Select the check boxes corresponding to the jobs to which you want to update the latest canvas. This enables the Yes, Republish button.
Click Yes, Republish to republish or update the latest data pipeline to the selected jobs.
You can now navigate to the respective job page to see the latest data pipeline. From the next schedule, the job run is performed on the new modeling pipeline.
Fetching the latest data pipeline from jobs
Use this procedure to fetch the changes made to the data pipeline on the canvas to the data pipeline in a specific job.
To publish the changes made to the data pipeline on the canvas to a specific job from jobs page:
Select the project to navigate to the canvas view page.
Select Jobs from the project level navigation. This takes you to the Jobs page where you can view the list of jobs created for this project.
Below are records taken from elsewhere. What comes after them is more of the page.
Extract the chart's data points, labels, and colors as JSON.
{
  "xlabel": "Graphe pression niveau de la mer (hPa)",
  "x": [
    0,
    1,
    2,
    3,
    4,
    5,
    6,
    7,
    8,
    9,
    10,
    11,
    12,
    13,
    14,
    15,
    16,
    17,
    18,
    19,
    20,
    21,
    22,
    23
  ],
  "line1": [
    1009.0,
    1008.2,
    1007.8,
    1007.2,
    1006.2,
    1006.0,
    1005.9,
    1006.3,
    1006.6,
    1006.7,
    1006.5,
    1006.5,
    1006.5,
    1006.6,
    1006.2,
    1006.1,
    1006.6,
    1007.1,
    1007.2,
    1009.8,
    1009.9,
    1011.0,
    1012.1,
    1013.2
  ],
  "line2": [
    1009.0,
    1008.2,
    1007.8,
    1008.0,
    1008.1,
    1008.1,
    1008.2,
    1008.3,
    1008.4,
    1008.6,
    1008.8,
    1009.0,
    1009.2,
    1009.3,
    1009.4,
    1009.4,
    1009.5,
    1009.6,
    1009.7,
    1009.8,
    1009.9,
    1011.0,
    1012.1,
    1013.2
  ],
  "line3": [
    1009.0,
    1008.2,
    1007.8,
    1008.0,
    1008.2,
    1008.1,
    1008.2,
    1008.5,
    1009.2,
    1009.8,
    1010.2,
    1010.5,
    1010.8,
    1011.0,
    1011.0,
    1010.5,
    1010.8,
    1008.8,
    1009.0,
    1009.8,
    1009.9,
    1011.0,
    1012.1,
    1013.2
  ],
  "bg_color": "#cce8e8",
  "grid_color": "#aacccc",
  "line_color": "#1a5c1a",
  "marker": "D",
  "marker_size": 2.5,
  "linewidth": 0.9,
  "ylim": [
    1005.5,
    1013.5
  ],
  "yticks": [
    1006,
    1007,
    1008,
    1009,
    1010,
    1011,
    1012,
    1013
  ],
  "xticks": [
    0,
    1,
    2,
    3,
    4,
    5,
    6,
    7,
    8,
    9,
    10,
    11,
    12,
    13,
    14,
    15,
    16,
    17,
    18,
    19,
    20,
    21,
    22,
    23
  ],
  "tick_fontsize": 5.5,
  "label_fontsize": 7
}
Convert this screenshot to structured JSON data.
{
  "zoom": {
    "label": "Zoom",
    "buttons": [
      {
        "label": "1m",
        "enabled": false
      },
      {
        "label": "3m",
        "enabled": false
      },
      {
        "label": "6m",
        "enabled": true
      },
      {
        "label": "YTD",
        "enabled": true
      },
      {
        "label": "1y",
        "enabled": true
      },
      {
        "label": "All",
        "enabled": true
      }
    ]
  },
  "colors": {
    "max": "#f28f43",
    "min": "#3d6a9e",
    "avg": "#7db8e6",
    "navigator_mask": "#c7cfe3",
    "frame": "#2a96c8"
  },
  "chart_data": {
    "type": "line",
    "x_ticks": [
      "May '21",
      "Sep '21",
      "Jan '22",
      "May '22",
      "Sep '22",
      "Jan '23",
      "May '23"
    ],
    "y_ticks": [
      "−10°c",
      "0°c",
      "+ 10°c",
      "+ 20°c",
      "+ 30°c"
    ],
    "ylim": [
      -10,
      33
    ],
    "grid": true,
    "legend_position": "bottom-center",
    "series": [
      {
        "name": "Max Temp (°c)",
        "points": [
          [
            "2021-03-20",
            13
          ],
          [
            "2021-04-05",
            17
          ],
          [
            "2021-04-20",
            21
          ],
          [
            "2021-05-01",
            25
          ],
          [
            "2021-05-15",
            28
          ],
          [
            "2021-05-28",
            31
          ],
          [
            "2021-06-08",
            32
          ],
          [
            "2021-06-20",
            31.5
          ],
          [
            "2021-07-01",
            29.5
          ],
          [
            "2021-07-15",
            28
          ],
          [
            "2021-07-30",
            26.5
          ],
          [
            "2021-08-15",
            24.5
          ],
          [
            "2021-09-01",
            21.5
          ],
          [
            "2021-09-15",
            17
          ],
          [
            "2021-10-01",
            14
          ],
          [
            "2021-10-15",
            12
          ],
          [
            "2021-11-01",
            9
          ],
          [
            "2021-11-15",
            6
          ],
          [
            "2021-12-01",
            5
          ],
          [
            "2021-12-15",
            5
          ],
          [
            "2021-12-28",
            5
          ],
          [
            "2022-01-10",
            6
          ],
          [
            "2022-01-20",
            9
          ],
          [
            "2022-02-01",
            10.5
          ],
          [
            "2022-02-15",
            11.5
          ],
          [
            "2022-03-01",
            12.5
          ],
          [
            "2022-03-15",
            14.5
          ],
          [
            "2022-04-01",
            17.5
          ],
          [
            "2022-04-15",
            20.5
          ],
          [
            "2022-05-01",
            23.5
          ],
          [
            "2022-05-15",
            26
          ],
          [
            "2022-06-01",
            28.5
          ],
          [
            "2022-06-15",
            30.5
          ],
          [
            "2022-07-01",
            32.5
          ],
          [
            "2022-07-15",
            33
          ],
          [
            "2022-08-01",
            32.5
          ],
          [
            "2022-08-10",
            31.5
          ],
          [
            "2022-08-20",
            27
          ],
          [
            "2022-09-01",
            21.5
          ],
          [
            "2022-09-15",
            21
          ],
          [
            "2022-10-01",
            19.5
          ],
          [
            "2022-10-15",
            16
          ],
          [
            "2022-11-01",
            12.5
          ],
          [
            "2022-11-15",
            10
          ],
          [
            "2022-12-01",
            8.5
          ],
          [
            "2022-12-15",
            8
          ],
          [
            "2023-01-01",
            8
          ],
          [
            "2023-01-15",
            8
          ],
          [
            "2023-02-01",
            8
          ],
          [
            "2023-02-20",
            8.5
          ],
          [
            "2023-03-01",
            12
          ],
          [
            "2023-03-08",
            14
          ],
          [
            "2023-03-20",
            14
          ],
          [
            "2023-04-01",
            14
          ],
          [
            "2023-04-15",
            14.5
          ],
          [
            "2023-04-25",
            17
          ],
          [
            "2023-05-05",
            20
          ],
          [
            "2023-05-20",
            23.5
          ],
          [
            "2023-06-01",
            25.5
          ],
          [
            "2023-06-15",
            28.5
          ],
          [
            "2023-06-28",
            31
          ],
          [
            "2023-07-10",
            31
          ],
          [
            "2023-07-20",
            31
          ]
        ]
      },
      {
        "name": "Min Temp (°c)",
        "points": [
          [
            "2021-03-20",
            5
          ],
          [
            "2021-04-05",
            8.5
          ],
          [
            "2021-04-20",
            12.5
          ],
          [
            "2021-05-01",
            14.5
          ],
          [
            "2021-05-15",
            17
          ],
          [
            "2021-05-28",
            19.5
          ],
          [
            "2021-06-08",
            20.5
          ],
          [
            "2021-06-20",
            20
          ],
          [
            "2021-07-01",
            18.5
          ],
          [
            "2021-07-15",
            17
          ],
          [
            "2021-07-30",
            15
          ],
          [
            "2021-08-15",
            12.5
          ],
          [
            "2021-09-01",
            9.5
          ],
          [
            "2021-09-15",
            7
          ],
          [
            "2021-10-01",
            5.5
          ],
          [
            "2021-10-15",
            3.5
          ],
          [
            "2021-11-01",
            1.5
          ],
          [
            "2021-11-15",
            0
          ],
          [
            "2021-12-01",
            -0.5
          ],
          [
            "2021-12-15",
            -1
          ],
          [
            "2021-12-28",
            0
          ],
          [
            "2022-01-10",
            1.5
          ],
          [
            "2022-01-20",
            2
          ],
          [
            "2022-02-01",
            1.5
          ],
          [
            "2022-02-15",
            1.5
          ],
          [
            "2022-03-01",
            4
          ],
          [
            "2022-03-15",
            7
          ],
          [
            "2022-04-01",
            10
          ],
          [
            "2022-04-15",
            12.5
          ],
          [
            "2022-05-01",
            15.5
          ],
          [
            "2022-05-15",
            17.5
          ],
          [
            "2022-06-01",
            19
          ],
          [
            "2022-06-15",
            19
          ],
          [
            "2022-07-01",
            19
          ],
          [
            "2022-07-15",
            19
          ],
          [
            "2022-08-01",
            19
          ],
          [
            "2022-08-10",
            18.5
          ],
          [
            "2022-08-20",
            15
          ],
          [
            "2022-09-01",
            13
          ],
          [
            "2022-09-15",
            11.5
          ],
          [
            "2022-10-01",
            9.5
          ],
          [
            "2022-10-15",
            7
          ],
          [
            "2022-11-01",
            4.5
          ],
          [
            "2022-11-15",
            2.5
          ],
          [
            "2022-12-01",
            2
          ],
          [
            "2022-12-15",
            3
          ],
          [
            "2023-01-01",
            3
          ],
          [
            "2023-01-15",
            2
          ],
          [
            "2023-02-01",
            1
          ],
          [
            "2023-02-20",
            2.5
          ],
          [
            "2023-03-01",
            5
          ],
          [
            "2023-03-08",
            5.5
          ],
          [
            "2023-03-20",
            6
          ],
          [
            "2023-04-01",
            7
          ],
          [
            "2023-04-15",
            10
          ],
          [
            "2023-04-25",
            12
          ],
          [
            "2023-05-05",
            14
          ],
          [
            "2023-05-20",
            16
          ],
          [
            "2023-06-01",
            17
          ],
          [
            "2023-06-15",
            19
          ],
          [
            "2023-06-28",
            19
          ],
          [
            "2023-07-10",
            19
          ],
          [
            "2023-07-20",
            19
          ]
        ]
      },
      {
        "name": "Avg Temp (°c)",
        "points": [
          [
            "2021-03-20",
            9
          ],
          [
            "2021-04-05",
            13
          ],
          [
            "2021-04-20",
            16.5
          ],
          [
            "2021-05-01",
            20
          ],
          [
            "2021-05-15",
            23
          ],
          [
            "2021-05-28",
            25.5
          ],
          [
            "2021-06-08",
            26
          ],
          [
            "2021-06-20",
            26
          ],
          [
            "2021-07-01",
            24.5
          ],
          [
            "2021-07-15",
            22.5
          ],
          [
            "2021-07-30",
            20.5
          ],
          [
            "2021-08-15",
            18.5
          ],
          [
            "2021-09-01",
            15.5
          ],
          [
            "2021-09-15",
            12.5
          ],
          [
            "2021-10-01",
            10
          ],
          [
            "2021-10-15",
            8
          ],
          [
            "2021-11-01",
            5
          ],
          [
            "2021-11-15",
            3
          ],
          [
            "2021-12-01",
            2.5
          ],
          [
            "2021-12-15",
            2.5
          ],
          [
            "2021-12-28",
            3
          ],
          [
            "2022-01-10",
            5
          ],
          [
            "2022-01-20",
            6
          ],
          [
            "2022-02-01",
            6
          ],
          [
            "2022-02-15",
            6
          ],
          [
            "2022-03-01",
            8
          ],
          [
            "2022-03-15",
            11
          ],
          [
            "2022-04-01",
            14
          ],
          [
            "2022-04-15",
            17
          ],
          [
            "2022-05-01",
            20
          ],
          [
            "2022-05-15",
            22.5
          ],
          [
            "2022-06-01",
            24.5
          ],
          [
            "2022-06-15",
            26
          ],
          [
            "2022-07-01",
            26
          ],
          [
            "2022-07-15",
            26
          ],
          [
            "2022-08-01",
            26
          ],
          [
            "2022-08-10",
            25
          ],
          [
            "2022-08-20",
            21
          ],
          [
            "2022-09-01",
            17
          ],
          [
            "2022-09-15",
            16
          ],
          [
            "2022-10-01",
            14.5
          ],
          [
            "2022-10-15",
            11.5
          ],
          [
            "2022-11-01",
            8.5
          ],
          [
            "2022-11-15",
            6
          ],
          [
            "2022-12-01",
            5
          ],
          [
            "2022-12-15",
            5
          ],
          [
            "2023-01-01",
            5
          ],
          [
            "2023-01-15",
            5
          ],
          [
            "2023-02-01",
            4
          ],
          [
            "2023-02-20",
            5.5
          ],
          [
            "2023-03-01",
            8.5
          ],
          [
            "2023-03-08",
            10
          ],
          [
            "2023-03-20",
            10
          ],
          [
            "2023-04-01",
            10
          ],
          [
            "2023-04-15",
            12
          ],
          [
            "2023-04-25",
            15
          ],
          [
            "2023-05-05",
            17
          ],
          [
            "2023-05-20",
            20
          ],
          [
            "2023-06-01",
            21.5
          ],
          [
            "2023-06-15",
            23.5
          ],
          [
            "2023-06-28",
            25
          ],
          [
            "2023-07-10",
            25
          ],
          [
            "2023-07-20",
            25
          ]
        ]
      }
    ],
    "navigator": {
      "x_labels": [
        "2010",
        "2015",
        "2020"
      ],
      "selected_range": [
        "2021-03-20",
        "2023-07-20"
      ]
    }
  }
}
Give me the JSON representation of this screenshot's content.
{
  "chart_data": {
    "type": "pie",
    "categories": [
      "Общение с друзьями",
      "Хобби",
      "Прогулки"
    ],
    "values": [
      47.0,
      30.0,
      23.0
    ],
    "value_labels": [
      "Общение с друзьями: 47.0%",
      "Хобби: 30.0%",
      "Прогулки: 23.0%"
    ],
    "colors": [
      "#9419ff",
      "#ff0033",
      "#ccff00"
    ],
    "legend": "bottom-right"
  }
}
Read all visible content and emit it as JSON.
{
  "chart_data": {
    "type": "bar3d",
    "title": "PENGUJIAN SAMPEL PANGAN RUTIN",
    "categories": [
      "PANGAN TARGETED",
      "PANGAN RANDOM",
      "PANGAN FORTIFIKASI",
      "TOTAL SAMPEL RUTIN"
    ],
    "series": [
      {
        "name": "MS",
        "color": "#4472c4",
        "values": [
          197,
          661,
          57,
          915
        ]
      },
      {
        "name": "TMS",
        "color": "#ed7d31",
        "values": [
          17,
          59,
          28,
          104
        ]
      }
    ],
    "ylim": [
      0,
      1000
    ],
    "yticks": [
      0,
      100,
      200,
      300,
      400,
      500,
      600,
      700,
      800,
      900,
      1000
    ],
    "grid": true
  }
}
Select the job to which you want to publish the changes made to the data pipeline. This takes you to the selected job page.
Click the Republish button in the canvas section to incorporate all the changes that were made to the canvas at the project level to this pipeline.
The Republish Canvas to Job window appears.
Click Yes, Republish to republish the project canvas to the job.
Comparing the canvas of the job with current canvas of the project
Use this procedure to compare current canvas of the project and canvas of the job side-by-side to track changes.
To compare the canvas of the job with the current canvas of the project:
1.Select the project to navigate to the canvas view page.
Select Jobs from the project level navigation. This takes you to the Jobs page where you can view the list of jobs created for this project.
Select the job that you want to compare with the current canvas of the project. This opens the Job page.
Click Compare to compare the canvas of this job with the canvas of the project to notice the differences. You can see the difference between both the canvases side by side.
If you notice the canvas of the job is not up-to-date, you can click Republish to fetch the latest canvas of the project to update the changes.